論文の概要: Enhanced Multi-Objective A* with Partial Expansion
- arxiv url: http://arxiv.org/abs/2212.03712v1
- Date: Tue, 6 Dec 2022 05:48:11 GMT
- ステータス: 処理完了
- システム内更新日: 2022-12-08 16:41:03.520355
- Title: Enhanced Multi-Objective A* with Partial Expansion
- Title(参考訳): 部分展開による拡張多目的A*
- Authors: Valmiki Kothare, Zhongqiang Ren, Sivakumar Rathinam, Howie Choset
- Abstract要約: 多目的短経路問題は通常、グラフ上に置かれる。
この問題は、いわゆるPareto-objective(英語版)ソリューションの集合を見つけることを目指している。
多目的A*アルゴリズム(MOA*)は、最近、品質保証付きソリューションを高速に計算するために開発された。
本稿では,まず単目的から多目的への「部分展開(partial expansion, PE)」の概念を拡張し,その上で,この新しいPE手法を最近の実行時効率のよいMOA*アルゴリズムであるEMOA*と融合する。
- 参考スコア(独自算出の注目度): 22.45142249108214
- License: http://arxiv.org/licenses/nonexclusive-distrib/1.0/
- Abstract: The Multi-Objective Shortest Path Problem, typically posed on a graph,
determines a set of paths from a start vertex to a destination vertex while
optimizing multiple objectives.

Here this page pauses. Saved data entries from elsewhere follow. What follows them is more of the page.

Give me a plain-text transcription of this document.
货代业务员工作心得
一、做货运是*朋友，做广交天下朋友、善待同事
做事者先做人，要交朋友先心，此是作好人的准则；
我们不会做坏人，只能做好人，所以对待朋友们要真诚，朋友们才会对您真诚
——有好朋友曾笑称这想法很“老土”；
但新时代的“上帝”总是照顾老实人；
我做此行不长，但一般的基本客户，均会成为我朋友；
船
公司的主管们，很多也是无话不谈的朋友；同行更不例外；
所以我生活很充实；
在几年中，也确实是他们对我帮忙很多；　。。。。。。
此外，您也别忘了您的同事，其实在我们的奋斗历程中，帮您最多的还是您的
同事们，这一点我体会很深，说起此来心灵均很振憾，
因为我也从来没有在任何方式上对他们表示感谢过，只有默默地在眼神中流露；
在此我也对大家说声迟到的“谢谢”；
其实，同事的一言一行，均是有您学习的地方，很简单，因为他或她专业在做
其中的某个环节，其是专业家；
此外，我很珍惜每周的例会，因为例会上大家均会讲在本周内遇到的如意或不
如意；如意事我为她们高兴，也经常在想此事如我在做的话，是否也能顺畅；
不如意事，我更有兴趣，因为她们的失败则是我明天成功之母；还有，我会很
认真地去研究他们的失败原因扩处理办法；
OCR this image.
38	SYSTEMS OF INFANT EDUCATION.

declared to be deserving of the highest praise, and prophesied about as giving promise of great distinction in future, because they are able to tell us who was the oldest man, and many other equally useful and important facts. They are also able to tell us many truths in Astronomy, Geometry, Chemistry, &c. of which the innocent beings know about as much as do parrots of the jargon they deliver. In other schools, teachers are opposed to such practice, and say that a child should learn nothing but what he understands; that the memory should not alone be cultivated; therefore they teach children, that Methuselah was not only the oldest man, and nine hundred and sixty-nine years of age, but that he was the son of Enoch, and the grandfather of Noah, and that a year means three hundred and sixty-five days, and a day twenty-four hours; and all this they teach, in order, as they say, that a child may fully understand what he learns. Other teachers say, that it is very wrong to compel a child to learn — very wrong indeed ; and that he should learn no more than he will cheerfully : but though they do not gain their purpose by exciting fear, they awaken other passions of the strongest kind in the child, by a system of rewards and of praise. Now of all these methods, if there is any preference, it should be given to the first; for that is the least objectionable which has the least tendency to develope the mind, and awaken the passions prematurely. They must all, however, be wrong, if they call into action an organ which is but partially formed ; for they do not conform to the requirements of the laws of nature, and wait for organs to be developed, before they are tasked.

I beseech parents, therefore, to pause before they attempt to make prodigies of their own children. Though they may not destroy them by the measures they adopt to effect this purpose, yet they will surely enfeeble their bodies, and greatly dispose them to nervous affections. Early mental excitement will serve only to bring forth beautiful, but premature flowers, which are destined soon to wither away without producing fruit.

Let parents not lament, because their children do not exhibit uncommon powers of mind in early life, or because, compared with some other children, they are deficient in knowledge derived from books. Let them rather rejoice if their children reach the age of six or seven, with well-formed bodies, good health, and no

In general, there does not exist a single
solution path that can simultaneously optimize all the objectives and the
problem thus seeks to find a set of so-called Pareto-optimal solutions. To
address this problem, several Multi-Objective A* (MOA*) algorithms were
recently developed to quickly compute solutions with quality guarantees.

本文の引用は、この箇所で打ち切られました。